Olivia Eskew’s research interests took her from the Galápagos Islands to conducting research in a faculty member’s laboratory that may help people with chronic pain.
She will graduate in May, having been named second author on two research studies. Water quality in a setting where clean water is in short supply was the focus of one project. The other project involves innovative basic science research that may help people with chronic pain. Eskew will present her pain research at Carolina’s Celebration of Undergraduate Research on April 14.
The senior from Winston-Salem answered five questions about her experiences:
1. What drew you to research?
As an undergraduate, I had already been a part of a couple of different research projects involving water quality analysis. I knew I had an interest in public health but I am a biology major so, I wanted to gain some research experience in biology. I had a strong interest in neurobiology due to the lack of information available in that field and the rate at which the field is developing. My mom has always been very encouraging in terms of outside research experience because of her positive and successful experiences as an undergrad at UNC.
2. What did you do in the Galápagos Islands and what are the outcomes?
The spring of my sophomore year, I studied abroad in Ecuador and the Galápagos Islands through UNC’s Environmental Sciences department. I took marine science courses and the last six weeks, I was in an independent research project with Dr. Valeria Ochoa. The project was to produce a baseline water quality analysis of the drinking water on San Cristóbal in the Galápagos. The research just recently has been published and further research objectives and collaborations are being established between UNC and the Universidad San Francisco de Quito in the islands.
Our findings were published in “A baseline analysis of the quality of water resources on San Cristóbal Island, Galápagos,” Valeria Ochoa-Herrera, Olivia Eskew, Katie Overbey, Fecundo Palermo; January 2014 and presented at a conference on International Perspective on Water Resources and the Environment in Quito, Ecuador.
3. What was fun and what was challenging about the Galápagos experience?
Working in the Galápagos was an amazing experience! Not only is the landscape beautiful, but the local community was quite supportive and interactive. I had lived there for four months, so the majority of the locals knew what your project was and the outcomes. My host family was quite interested to hear about the results of the drinking water quality because it could potentially have a direct impact on their daily lives.
Sometimes the work was taxing in terms of actually finding the reservoirs because there wasn’t any prior documentation that we were able to access from the local municipality.

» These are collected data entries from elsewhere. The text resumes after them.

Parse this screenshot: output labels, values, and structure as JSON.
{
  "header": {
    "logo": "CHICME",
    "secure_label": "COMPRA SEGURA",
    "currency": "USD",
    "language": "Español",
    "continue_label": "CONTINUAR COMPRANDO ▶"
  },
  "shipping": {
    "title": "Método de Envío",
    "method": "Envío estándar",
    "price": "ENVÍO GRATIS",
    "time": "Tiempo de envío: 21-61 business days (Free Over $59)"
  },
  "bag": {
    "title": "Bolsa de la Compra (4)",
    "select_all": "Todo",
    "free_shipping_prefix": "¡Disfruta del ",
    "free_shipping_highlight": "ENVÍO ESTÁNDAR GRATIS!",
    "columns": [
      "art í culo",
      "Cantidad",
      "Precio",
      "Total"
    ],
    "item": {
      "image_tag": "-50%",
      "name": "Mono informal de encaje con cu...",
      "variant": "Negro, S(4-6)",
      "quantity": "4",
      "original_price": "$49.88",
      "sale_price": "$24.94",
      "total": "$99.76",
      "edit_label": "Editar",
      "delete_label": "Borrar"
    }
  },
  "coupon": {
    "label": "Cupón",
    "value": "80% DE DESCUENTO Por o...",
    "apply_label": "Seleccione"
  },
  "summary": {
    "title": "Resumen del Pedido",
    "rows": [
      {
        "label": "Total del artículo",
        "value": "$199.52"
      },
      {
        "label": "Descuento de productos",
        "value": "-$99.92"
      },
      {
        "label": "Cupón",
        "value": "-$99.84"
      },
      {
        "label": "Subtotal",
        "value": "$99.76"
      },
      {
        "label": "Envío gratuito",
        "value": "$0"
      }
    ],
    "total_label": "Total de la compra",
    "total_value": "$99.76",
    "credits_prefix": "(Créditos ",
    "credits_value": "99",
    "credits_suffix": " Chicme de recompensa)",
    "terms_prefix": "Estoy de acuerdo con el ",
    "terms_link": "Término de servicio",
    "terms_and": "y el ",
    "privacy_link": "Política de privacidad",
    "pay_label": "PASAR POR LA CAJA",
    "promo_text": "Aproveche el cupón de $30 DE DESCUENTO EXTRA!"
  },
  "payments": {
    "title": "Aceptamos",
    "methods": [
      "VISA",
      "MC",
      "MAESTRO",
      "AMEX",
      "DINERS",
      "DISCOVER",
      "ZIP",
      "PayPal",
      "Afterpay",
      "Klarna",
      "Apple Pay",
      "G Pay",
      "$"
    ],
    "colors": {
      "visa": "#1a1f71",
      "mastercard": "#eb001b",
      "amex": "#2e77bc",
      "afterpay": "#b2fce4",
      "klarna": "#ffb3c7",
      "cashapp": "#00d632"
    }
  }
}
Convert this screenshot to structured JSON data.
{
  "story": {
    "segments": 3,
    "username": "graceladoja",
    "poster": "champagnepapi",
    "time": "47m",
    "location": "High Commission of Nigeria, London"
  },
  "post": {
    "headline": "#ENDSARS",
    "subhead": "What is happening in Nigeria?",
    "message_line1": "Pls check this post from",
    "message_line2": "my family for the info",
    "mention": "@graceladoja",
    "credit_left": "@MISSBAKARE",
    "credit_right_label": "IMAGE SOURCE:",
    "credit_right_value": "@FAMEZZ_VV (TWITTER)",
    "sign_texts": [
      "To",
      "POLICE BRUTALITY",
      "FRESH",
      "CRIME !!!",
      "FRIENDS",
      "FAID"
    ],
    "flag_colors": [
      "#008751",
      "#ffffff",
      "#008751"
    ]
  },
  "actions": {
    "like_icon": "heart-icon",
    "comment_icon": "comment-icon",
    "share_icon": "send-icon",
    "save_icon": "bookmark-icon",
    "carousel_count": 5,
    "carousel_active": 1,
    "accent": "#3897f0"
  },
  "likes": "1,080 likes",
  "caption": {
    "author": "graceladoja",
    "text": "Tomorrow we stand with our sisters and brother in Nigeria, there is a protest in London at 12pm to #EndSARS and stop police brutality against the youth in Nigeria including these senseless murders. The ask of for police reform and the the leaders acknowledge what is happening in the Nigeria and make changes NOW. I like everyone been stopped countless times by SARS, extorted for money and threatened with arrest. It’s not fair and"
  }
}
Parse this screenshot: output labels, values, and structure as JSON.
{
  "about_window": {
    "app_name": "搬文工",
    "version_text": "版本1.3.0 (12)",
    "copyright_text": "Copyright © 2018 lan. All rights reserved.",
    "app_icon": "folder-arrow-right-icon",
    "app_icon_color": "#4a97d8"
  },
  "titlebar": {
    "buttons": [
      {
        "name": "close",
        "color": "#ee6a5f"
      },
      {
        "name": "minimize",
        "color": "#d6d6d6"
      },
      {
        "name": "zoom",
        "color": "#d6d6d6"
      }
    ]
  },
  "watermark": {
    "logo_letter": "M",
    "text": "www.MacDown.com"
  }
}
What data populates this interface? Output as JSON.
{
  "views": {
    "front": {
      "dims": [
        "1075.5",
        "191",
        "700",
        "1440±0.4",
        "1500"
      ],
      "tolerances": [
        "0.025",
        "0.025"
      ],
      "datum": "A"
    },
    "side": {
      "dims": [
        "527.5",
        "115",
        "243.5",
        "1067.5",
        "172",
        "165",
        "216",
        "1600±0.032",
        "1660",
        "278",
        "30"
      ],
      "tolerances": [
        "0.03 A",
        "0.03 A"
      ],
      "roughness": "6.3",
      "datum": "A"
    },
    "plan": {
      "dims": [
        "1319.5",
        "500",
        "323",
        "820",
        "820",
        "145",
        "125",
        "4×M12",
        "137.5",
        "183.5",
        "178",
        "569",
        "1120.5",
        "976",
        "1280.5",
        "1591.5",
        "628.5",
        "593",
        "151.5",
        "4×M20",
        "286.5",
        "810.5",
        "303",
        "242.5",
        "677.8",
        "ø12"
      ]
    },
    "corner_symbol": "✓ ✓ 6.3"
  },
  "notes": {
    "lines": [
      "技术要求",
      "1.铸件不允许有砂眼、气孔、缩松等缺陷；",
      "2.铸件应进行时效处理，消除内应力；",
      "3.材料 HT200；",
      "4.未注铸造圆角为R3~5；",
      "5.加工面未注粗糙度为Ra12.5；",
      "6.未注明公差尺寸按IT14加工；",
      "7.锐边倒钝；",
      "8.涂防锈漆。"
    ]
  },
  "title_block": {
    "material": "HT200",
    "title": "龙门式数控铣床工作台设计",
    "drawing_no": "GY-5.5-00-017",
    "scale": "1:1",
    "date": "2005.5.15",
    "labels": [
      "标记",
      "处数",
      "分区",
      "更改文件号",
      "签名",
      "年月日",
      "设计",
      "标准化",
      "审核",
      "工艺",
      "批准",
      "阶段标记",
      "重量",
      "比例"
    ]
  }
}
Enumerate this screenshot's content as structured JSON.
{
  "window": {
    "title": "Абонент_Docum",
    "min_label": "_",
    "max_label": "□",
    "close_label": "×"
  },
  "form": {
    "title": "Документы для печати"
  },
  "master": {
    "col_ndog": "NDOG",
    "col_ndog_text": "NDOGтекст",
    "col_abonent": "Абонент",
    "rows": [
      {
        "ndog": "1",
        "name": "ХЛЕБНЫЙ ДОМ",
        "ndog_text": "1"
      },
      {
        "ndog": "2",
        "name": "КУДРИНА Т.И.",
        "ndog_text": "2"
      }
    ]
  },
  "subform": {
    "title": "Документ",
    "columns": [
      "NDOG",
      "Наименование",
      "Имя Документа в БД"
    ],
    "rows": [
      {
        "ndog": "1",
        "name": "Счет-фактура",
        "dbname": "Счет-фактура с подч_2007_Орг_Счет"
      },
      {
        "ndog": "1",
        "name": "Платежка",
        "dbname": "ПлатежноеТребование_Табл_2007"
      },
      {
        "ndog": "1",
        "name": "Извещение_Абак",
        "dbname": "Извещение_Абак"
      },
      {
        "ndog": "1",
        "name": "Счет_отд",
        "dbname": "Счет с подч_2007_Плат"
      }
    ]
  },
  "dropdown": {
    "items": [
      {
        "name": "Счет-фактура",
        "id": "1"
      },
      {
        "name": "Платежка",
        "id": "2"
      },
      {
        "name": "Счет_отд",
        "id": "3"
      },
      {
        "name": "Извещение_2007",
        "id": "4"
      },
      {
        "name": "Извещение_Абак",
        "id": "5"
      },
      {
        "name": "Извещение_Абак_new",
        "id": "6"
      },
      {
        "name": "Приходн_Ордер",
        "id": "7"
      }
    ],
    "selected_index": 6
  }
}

Therefore, it was a bit of a search to find the drinking water sources through the highlands on the island!
4. How did you join Dr. Nackley’s pain research team and how might the findings possibly contribute to prevention or treatment for pain?
I received an email from the undergraduate biology listserv and set up an interview with Jane Hartung, a graduate student in Dr. Andrea Nackley’s lab, a member of the Center for pain Research and Innovation, where I currently work. I began working in the lab in January 2013. That spring semester, I assisted Jane on one of her projects. From May 2013 to December 2013, I conducted a study to determine the behavioral effects of the activity of the IKK gene in the NF-?B pathway and how it relates to pain response. Ultimately, an overly active form of the IKK gene is correlated with an increased pain response. We’re preparing our journal article. It’s titled “Catechol-O-methyltransferase inhibition increases pain sensitivity in an acute animal model – Jane Hartung, Olivia Eskew, Terrence Wong, Andrea Nackley.”
Now that a neurological pathway has been identified that affects chronic pain, pharmacological research is a possibility. The goal would be to focus on drug-targeted research to prevent chronic pain in those affected worldwide. Over 100 million Americans are affected by chronic pain, far outreaching those affected by cancer, coronary heart disease and diabetes. Annually, the U.S. economy spends up to $635 billion in health care costs for chronic pain patients. The next step in the project is to determine COMT (catechol o-methyltransferase) expression levels in relation to IKK gene activity. The hypothesis is that there will be lower levels of COMT with overly active levels of the IKK gene.
5. What’s next?
I will leave in July for the Peace Corps in Ethiopia to teach English and HIV/AIDS prevention. I am also applying to master’s programs at various public health graduate schools to potentially apply my experiences in Ethiopia to further projects, Ph.D., etc. upon my return.